Lihn, gallinas y monstruos




















Foto: Alejandro Olivares

La gallina es un ser.
Aunque es cierto que no se podría contar con ella para nada.
CLARICE LISPECTOR

Ahora que se están por cumplir 25 años de la muerte de Enrique Lihn y algunos se preguntan qué hacer con él, pienso que, dada la creciente incumbencia de su trabajo, llegará pronto el día en que alguien se partirá la cabeza inventariando la enorme presencia del reino animal en su obra: lombrices, monos, leones, perros, gatos, tigres, vacas y camellos se pasean de ida y vuelta por sus páginas. Un conteo exhaustivo y una clasificación inteligente estoy seguro que darían cuenta de las coincidencias o semejanzas, en un punto casi esopianas, que este poeta supuestamente indiferente a la naturaleza veía entre las conductas, acciones y reacciones de animales y hombres, incluido él mismo, por cierto. En su cuento “Huacho y Pochocha”, por ejemplo, el narrador dice: “Siempre ha de ser más feliz un perro de la calle, entregado de lleno a su naturaleza, que un perro de circo condenado, en dos patas, a impugnarla”. Nadie podría pensar que Lihn fuese inocente o aleatorio a la hora de armar sus metáforas y de elegir los elementos de sus comparaciones.
En esa línea zoológica, abundan especialmente en sus textos los gallos y las gallinas, los que aparecen con las más diversas y extravagantes significaciones y funciones.
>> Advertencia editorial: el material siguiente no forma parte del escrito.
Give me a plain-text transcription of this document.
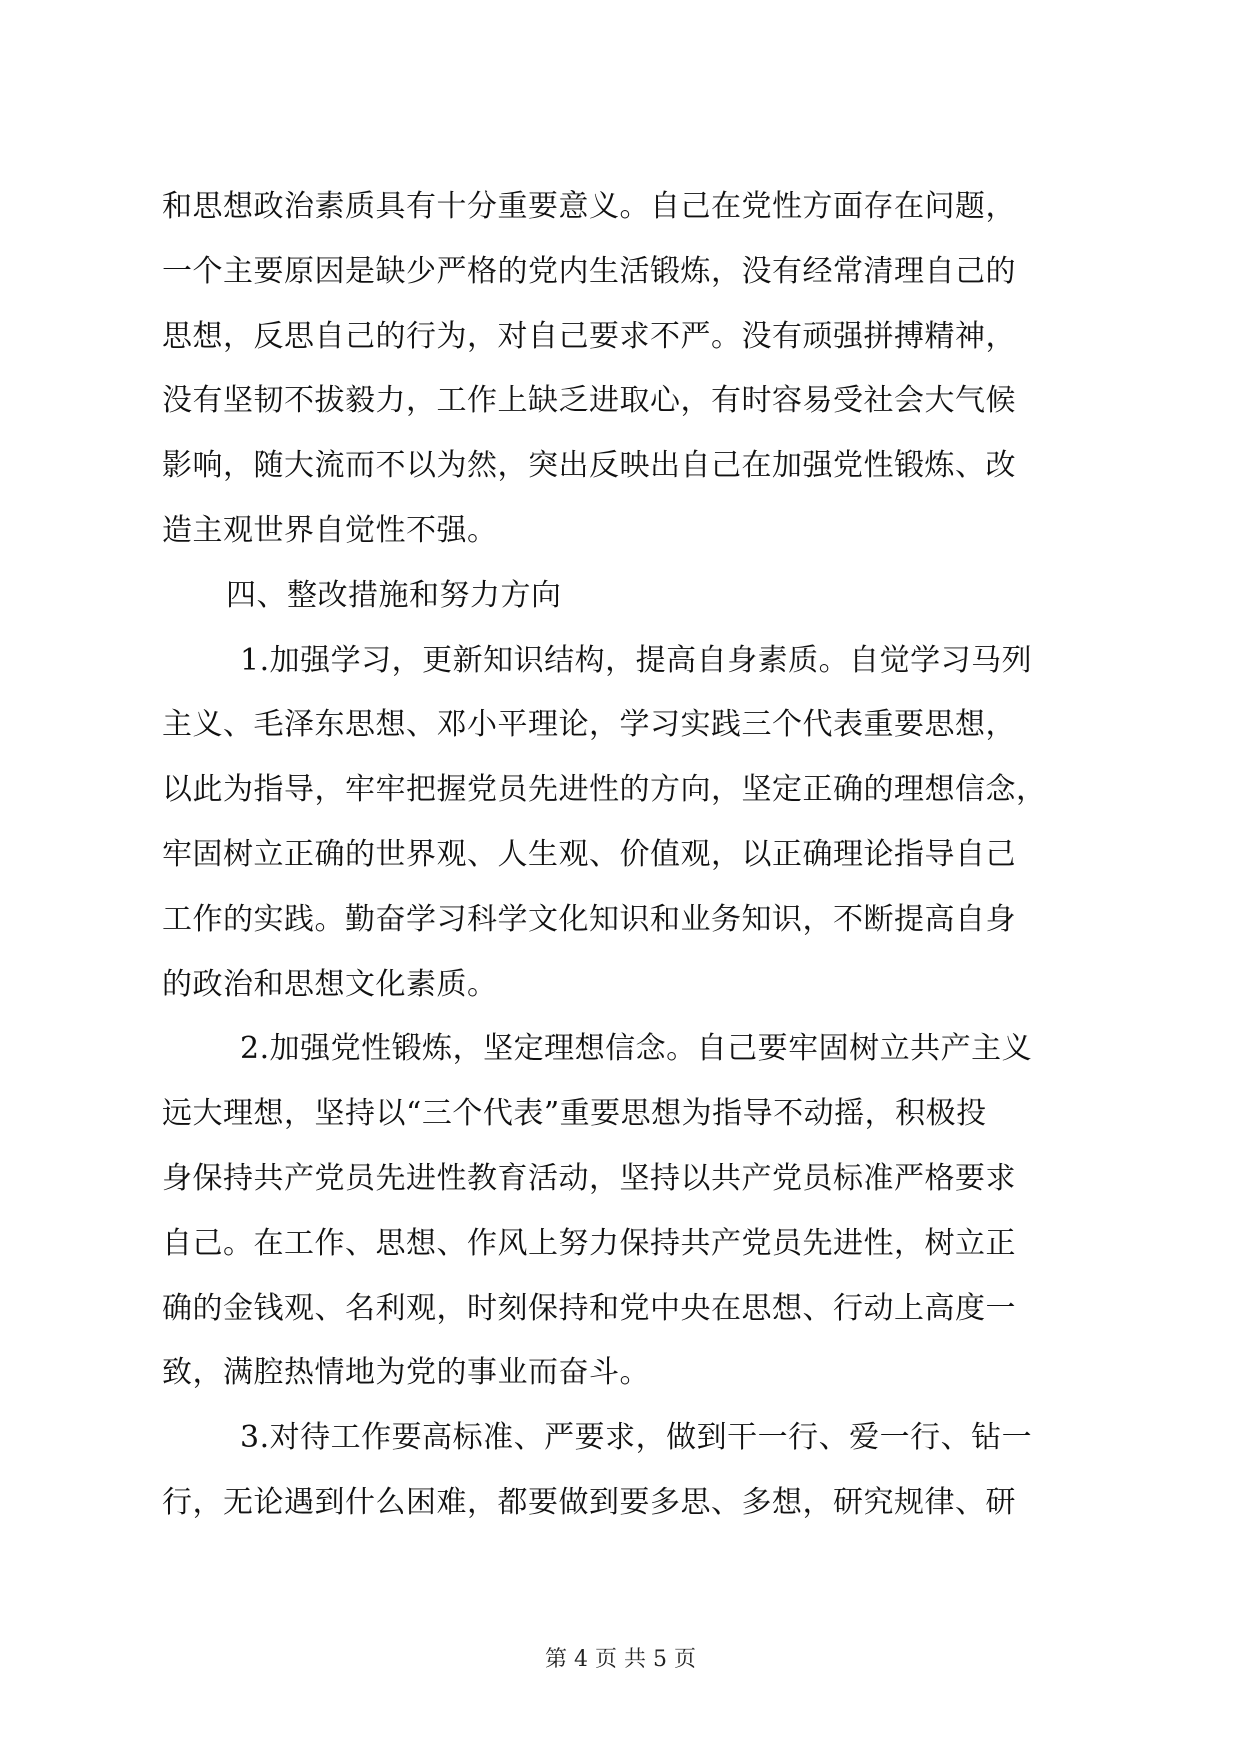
和思想政治素质具有十分重要意义。自己在党性方面存在问题，
一个主要原因是缺少严格的党内生活锻炼，没有经常清理自己的
思想，反思自己的行为，对自己要求不严。没有顽强拼搏精神，
没有坚韧不拔毅力，工作上缺乏进取心，有时容易受社会大气候
影响，随大流而不以为然，突出反映出自己在加强党性锻炼、改
造主观世界自觉性不强。
四、整改措施和努力方向
1.加强学习，更新知识结构，提高自身素质。自觉学习马列
主义、毛泽东思想、邓小平理论，学习实践三个代表重要思想，
以此为指导，牢牢把握党员先进性的方向，坚定正确的理想信念，
牢固树立正确的世界观、人生观、价值观，以正确理论指导自己
工作的实践。勤奋学习科学文化知识和业务知识，不断提高自身
的政治和思想文化素质。
2.加强党性锻炼，坚定理想信念。自己要牢固树立共产主义
远大理想，坚持以“三个代表”重要思想为指导不动摇，积极投
身保持共产党员先进性教育活动，坚持以共产党员标准严格要求
自己。在工作、思想、作风上努力保持共产党员先进性，树立正
确的金钱观、名利观，时刻保持和党中央在思想、行动上高度一
致，满腔热情地为党的事业而奋斗。
3.对待工作要高标准、严要求，做到干一行、爱一行、钻一
行，无论遇到什么困难，都要做到要多思、多想，研究规律、研
第 4 页 共 5 页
Por lo pronto, Lihn tiene no uno sino dos excelentes poemas titulados “Gallo”, en uno de los cuales se lee: “Canta este gallo, el mismo, y yo: ¿soy otro?”; en el cuento “Los secos y los húmedos”, incluido en La República Independiente de Miranda, la desigual isla donde acontece todo se llama Gallina; en uno de los últimos poemas que escribió en su Diario de muerte, el poeta, que no andaba cómodo en las arenas confesionales, escogió una figura plumífera nada menos que para definir su posición frente a la muerte: “Todavía aleteo / con el pescuezo torcido y las alas en desorden”. También se me viene a la cabeza “Las gallinas”, una de sus tantas obras teatrales, que no llegó a estrenar ni publicar, dejándola olvidada en la casa de Gustavo Meza hasta que hace seis años su hija Andrea la desempolvó para montarla en el teatro de la Universidad de Chile. Por lo que vagamente recuerdo, las gallinas ahí no eran gallinas sino mujeres –chilenas– que se desplazaban al interior de una casa; eso sí, como gallinas cluecas en el gallinero.
Mucho más que el cisne rubendariano, la gallina lihneana nos concierne. ¿Y por qué gallinas? No lo sé. Me llama la atención nomás su recurrencia, le conjeturo algunos alcances. Quizá podría indagarse a partir de una pista que ese hombre concernido que fue Enrique Lihn dejó caer en una entrevista que en 1986 le hizo Pablo Azocar. Ahí, para hablar de la situación del país, Lihn ocupa el término monstruosidad, indicando algo que asombra hoy por su vigencia, al punto de parecer adivinación (poietomancia se le llama a esto), y que puede dar, además, algún indicio acerca del alcance de su fijación gallinera: “Aquí muchos de los monstruos son de cuello y corbata. Son monstruos que no se reconocen como tales, monstruos con la apariencia de amables y distinguidas personas, que hablan en los diarios y aparecen en la televisión. Sin darse cuenta, están en un sistema que les permite conductas aberrantes. Y lo hacen con toda alegría, por así decirlo. Chile, en definitiva, hoy es eso: una gallina con cuatro patas”.
“Se ha abusado de la palabra abuso”, llegaría a decir un cuarto de siglo después un representante de esos monstruos cuando la gallina de cuatro patas se hartó de estar regida por su ley del gallinero y empezó a mostrarles el pico. Ahora sólo falta que los monstruos se comporten como gallinas. Parecería una de esas esperpénticas obras teatrales de Lihn.